When the band is just kicking back and doing their thing like in the chilled and groovy Two Shoes, there is no one quite like them. It can feel like you’re hanging in your lounge room and they are sitting opposite you just having a jam, and Felix Riebl is swaying there, smiling and making up songs about the world and its whimsy. Their ability to engage a crowd that way is one of the things that makes them so good to see, live. The audience is essentially just an extension of the band.
In show of their appreciation for their audience, The Cat Empire decided to have a contest in which one musical fan would get the opportunity to jump on stage with them for part of the set. For the Gold Coast gig, the lucky winner was a young violinist called Gareth, who, nervous as he must have been, jumped up and rocked the place to its core during fan favourite Sly. The thunderous crowd, demanding more, were assured he would be back in a couple of songs, which he was. In fact at one point it seemed the stage had something in the vicinity of 20 artists on it, just having one giant musical party with the rest of us.
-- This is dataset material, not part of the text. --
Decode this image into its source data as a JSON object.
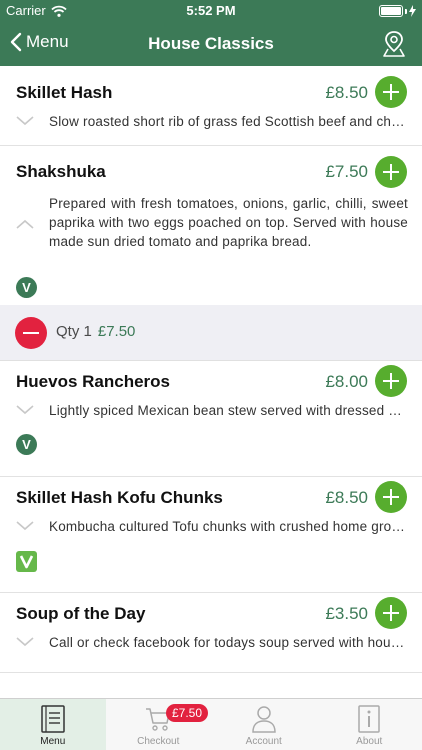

As soon as the horn riff for Hello rang out, there was not a person standing still in the entire place. It was like Australia’s Happiest Riot. All Night Loud rounded off a mostly memorable set with a bang, before the troops came back into the fore with a short and sweet encore that concluded with, happily and predictably, The Chariot. I challenge anyone to listen to Harry Angus play that poignant trumpet intro to The Chariot and not get goosebumps. Live, it is even more of a visceral experience.
There was limited talking during the set. Really, their music speaks volumes. The venue and lighting were excellent, the sound crisp and clear, although the vocals did get lost in a mix on several occasions. A few throwaway numbers here and there during the evening couldn’t detract from what was really just a romping good time had by all. If I have any criticism, it’s that the band’s almost too-polished, too-practiced feeling has somewhat detracted from pure raw energy and edge that they used to display. But considering they’ve been writing quality songs and doing virtually back-to-back national and international tours for the last 14 years, I’d say the spark is still alive and kicking for The Cat Empire.